Automation can support business and the success of the finance function. In terms of the responsibility of CFOs, there is further recognition of the need to integrate digital measures within finance. Many finance leaders, however, focus on strategic challenges while remaining predominantly reliant on traditional systems incapable of delivering the desired results.

Any progress and evolution of the CFO is dependent on innovative tools and is capable of automating selected financial functions. Progress appears when finance shifts from silos to increased integration across the internal value chain. Automation in finance must focus on processes which eradicate the separation of silos within financial activities. Manual, repetitive tasks require automation, optimisation processes and elimination of the possibility of errors, so human intervention is limited and focused on more strategic tasks.

Through automation, financial services can adopt a more performance, value-based approach rather than being the traditional cash manager or gatekeeper. New technologies make it possible for financial processes to deliver results in near real-time to CFOs. Eliminating silos and automating manual tasks means CFOs can reshape the finance industry and their financial skills. Transforming activities means finance professionals can focus on critical business areas.
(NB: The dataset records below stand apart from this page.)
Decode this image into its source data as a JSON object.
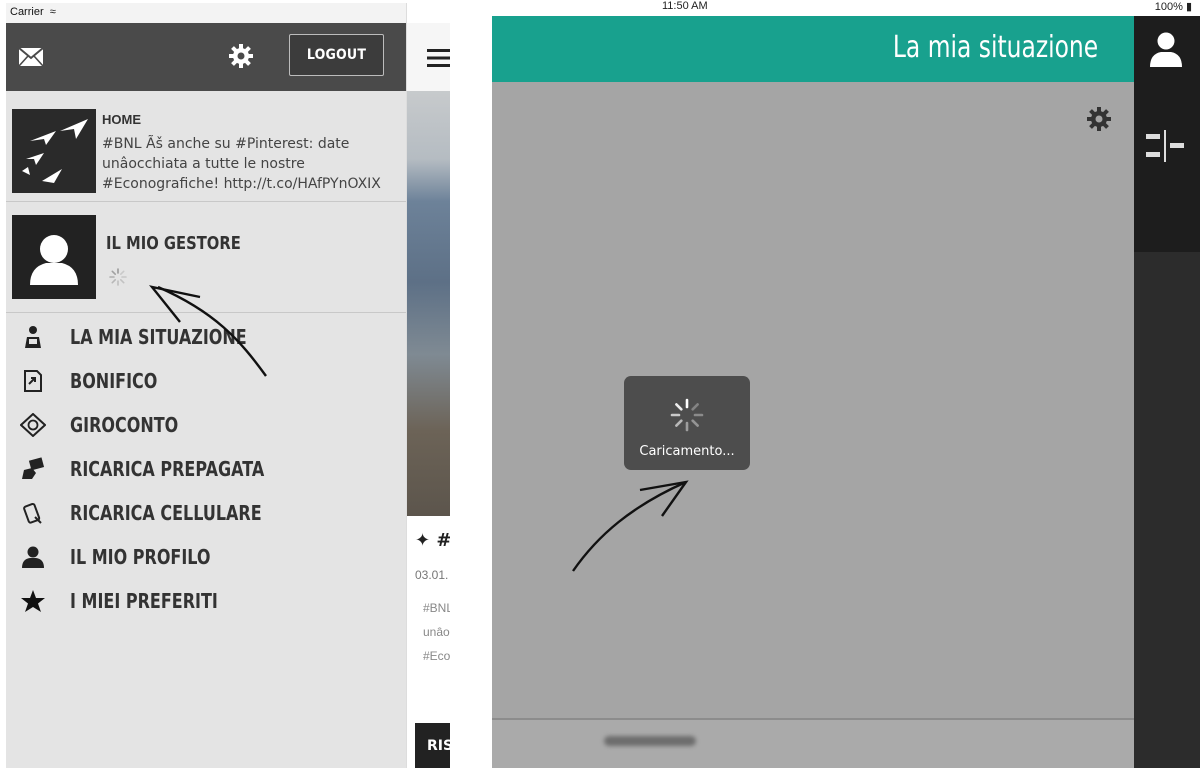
{
  "left_screen": {
    "status_bar": {
      "carrier": "Carrier"
    },
    "drawer": {
      "logout_label": "LOGOUT",
      "home": {
        "title": "HOME",
        "tweet": "#BNL Ãš anche su #Pinterest: date unâocchiata a tutte le nostre #Econografiche! http://t.co/HAfPYnOXIX"
      },
      "gestore": {
        "title": "IL MIO GESTORE"
      },
      "menu": [
        {
          "label": "LA MIA SITUAZIONE",
          "icon": "person-reading-icon"
        },
        {
          "label": "BONIFICO",
          "icon": "document-transfer-icon"
        },
        {
          "label": "GIROCONTO",
          "icon": "diamond-rotate-icon"
        },
        {
          "label": "RICARICA PREPAGATA",
          "icon": "card-hand-icon"
        },
        {
          "label": "RICARICA CELLULARE",
          "icon": "phone-refresh-icon"
        },
        {
          "label": "IL MIO PROFILO",
          "icon": "user-icon"
        },
        {
          "label": "I MIEI PREFERITI",
          "icon": "star-icon"
        }
      ]
    },
    "feed_partial": {
      "tweet_header": "#",
      "date": "03.01.",
      "snippet_lines": [
        "#BNL",
        "unâo",
        "#Econ"
      ],
      "button_label": "RIS"
    }
  },
  "right_screen": {
    "status_bar": {
      "time": "11:50 AM",
      "battery": "100%"
    },
    "header_title": "La mia situazione",
    "loading_text": "Caricamento..."
  },
  "colors": {
    "teal_header": "#18a18e",
    "drawer_bg": "#e4e4e4",
    "drawer_header": "#4a4a4a",
    "main_gray": "#a5a5a5",
    "loading_box": "#4d4d4d"
  }
}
Simple automation measures for finance can include introducing onboarding performed by suppliers i.e. accessing a portal to input accurate information (which suppliers will likely do to receive prompt payments) will reduce errors significantly. AI/RPA technology can deliver faster, less human-focused invoice and purchase matching, accelerating payment approvals. Automation processes can enhance the overall AP team morale by limiting time spent focused on purchasing supplier enquiries, performing reconciliations and other compliance duties.
CFOs also have a duty to control the risk of fraud. Automation, particularly automating payments can reduce that risk. Manual activities can unintentionally create opportunities for fraud. Deploying automation can validate selected payment processes and ensure incorrect payments do not occur.

Integrating automation offers several operational benefits. Enhancing accuracy and reducing manual data entry is just one aspect. Focusing on improving workflow and process automation is another area. The benefits of automation are diverse, ranging from improved staff morale and retention to transforming finance into a value-centric business.

Failing to consider finance automation can leave CFOs exposed and limited by traditional services. Attempting to meet the strategic challenges of a business when dependent on conventional systems and manual activities can be very challenging. The future of the finance function isn’t focused just on technology, but it is a significant factor to consider. Success will depend on determining how the finance function operates and supports a business.